While Amazon first opened its selling apparatus to independent businesses in 1999, the company's courtship of and reliance upon them has gained a new prominence this year, most recently with an expanded suite of tools, services and investments.
Jeff Bezos began his tone-setting annual letter to shareholders in April by describing the growth of Amazon's third-party seller business over the past two decades as "strange and remarkable."
He said sales of physical merchandise on Amazon by third parties, mostly small and midsize businesses, reached 58% of the company's total last year, amounting to $160 billion.
Amazon said last week that it plans to spend $15 billion in 2019 on a range of initiatives to better support small-business sellers, and touted scores of tools and services it has released this year to help them compete in its complex, automated marketplace and fulfillment system.
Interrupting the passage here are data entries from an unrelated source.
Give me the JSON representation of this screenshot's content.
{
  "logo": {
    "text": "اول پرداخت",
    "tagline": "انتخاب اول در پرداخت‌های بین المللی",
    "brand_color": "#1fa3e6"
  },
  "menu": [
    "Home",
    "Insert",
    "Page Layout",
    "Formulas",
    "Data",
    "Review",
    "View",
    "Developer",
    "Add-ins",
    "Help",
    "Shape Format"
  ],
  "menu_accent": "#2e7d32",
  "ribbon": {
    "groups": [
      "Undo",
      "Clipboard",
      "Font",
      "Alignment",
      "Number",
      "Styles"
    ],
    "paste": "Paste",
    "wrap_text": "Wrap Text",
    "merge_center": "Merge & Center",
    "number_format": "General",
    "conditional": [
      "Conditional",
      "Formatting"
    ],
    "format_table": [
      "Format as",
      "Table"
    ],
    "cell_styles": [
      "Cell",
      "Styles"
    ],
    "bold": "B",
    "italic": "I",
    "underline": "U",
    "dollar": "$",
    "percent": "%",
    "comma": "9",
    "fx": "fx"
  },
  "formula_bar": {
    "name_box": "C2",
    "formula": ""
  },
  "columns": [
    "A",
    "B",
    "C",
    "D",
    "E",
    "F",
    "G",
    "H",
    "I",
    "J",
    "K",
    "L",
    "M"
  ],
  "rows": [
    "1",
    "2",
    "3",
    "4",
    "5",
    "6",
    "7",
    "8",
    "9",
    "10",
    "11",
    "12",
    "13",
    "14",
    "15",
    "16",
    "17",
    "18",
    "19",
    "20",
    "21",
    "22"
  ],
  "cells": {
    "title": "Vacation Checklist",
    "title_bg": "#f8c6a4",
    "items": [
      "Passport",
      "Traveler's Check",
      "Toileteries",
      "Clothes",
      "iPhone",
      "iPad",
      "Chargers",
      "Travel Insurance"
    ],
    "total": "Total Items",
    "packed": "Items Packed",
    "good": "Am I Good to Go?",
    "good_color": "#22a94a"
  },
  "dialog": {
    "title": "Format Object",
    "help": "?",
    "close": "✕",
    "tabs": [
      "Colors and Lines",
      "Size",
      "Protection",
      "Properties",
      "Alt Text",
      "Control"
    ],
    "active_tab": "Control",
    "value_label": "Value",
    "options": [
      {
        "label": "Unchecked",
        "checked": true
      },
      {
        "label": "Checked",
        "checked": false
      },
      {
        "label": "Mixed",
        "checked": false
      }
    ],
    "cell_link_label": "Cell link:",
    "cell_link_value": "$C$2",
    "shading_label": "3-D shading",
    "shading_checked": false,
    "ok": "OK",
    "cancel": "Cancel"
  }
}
Bezos attributed the success of third-party sellers to the development of those tools and programs, highlighting in particular Fulfillment by Amazon, begun in 2006. It allows them to use the vast network of warehouses, services and delivery channels — including Prime one- and two-day shipping — Amazon has built up for its original business of selling directly to online shoppers.
Amazon's emphasis this year on the success of smaller competitors using its platform comes amid heightened antitrust scrutiny of the company and other technology giants.
It also serves to highlight what has become a fast-growing business for Amazon. Third-party sellers paid the company $23.1 billion in commissions, shipping and fulfillment fees and for other services through the first half of 2019. That's up 21.8% from the same period in 2018.
This long-term evolution of Amazon's business model is not without challenges — many of which the company is helping sellers address with various software tools.